Sakın birbirinizden gücenmeyiniz ve tenkid etmeyiniz. Yoksa az bir za'f gösterseniz, ehl-i nifak istifade edip sizlere büyük zarar verebilirler.
Derd-i maişet zaruretine karşı iktisad ve kanaatla mukabele etmeye zaruret var. Menfaat-i dünyeviye, çok ehl-i hakikatı, ehl-i tarîkatı dahi bir nevi rekabete sevkettiği için endişe ederim. Risale-i Nur şakirdleri içinde şimdiye kadar bu cihet onları zedelememiş. İnşâallah yine zedelemez. Fakat herkes bir ahlâkta olamaz.
Bazıları meşru' dairede rahatını istese de, itiraz edilmemeli. Zarurete düşen bir şakird, zekatı kabul edebilir. Risale-i Nur'un hizmetine hasr-ı vakit eden rükünlere ve çalışanlara zekatla yardım etmek de, Risale-i Nur'a bir nevi hizmettir.
Hem yardım edilmeli.
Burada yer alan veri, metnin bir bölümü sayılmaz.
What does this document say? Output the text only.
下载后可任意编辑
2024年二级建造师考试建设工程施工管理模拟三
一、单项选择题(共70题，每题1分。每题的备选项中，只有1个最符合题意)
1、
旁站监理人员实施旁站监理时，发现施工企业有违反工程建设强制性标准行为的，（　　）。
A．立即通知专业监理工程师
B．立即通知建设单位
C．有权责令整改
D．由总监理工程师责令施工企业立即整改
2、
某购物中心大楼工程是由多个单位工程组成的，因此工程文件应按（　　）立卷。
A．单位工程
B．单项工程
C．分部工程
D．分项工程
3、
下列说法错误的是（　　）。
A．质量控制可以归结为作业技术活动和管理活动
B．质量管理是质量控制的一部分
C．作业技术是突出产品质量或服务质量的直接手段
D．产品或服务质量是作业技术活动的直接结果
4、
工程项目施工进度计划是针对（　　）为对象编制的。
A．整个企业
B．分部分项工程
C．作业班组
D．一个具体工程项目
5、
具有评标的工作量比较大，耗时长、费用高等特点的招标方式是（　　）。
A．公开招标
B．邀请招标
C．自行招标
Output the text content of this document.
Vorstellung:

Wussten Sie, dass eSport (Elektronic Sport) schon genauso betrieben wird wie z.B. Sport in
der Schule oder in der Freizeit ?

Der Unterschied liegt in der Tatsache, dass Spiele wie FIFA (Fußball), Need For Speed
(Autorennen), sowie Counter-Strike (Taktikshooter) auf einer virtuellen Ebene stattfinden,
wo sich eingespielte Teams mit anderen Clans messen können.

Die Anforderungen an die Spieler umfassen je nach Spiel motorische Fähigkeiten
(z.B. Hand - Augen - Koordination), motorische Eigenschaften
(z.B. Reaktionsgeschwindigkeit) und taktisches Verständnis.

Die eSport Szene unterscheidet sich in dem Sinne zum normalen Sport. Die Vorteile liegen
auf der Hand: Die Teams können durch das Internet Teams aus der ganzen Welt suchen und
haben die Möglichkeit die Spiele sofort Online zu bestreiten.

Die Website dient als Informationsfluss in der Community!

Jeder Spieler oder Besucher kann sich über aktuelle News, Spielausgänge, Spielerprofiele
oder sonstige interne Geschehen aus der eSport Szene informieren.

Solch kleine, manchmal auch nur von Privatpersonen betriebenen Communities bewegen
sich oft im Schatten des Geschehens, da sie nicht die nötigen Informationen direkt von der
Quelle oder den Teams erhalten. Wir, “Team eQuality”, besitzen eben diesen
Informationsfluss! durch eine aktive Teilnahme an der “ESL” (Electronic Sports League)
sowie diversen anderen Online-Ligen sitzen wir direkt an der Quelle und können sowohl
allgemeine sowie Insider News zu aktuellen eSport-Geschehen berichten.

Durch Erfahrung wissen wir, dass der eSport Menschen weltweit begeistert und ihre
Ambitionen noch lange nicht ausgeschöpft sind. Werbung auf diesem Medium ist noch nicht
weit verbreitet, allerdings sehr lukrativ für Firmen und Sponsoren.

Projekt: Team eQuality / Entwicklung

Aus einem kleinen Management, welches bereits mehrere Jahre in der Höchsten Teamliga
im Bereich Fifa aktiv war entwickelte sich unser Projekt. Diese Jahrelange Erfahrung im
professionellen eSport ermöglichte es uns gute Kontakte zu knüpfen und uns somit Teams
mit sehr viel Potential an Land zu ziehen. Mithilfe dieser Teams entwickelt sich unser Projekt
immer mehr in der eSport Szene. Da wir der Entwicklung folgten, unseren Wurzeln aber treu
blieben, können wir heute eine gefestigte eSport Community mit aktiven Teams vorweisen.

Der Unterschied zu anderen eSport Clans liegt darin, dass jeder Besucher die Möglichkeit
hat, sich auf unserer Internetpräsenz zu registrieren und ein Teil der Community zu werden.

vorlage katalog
Fakat hırs ve tama' ve lisan-ı hal ile istemek olmamalı. Yoksa ehl-i dalalet ki, hırs ve tama' yolunda dinini feda etmiş. Onlar nazarında kıyas-ı binnefs cihetiyle, "Risale-i Nur'un bir kısım şakirdleri dahi, dinini dünyaya âlet ediyorlar" diye çirkin bir ittiham ile taarruzlarına meydan açar.” (Kastamonu Lahikası sh: 223)
“Hem Ramazan Risalesi'nin âhirinde nefs-i emmareyi her nevi azabdan ziyade, açlık ile temerrüdünü terkettiği gibi; şimdiki ehl-i nifakın mütemerridane sefahetinin cezası olarak umuma ve masumlara da gelen bu açlık ve derd-i maişet belasından ehl-i dalalet istifade edip, Risale-i Nur'un fakir şakirdlerinin aleyhine istimal etmek ihtimali var.
“Madem şimdiye kadar ekseriyet-i mutlaka ile Risale-i Nur şakirdleri, Risale-i Nur hizmetini her belaya, her derde bir çare, bir ilâç bulmuşlar.
Biz her gün hizmet derecesinde, maişette kolaylık, kalbde ferahlık, sıkıntılara genişlik hissediyoruz, görüyoruz. Elbette bu dehşetli yeni belalara, musibetlere karşı da, yine Risale-i Nur'un hizmetiyle mukabele etmemiz lâzımdır.” (Kastamonu Lahikası sh: 235)
Bu kısa mektuplarda gördük ki, herkese düşen vazifeler var. Dindarlar, hususan Nur Talebeleri, Üstadın tavsiye ve ikazlarına bakmalı ve ona göre davranmalıdırlar.
Hükümet, milleti düşünüp iktisadi hayatı rahatlatmalıdır. Milletin yani ekseriyet olan kısmın geçim derdine çare bulunmalıdır. Düşünce ve söz hürriyetleri tam sağlanmalıdır. Dini hayatın her yönüyle öğrenilebilmesi ve yaşanabilmesi için gereken zemin temin edilmelidir.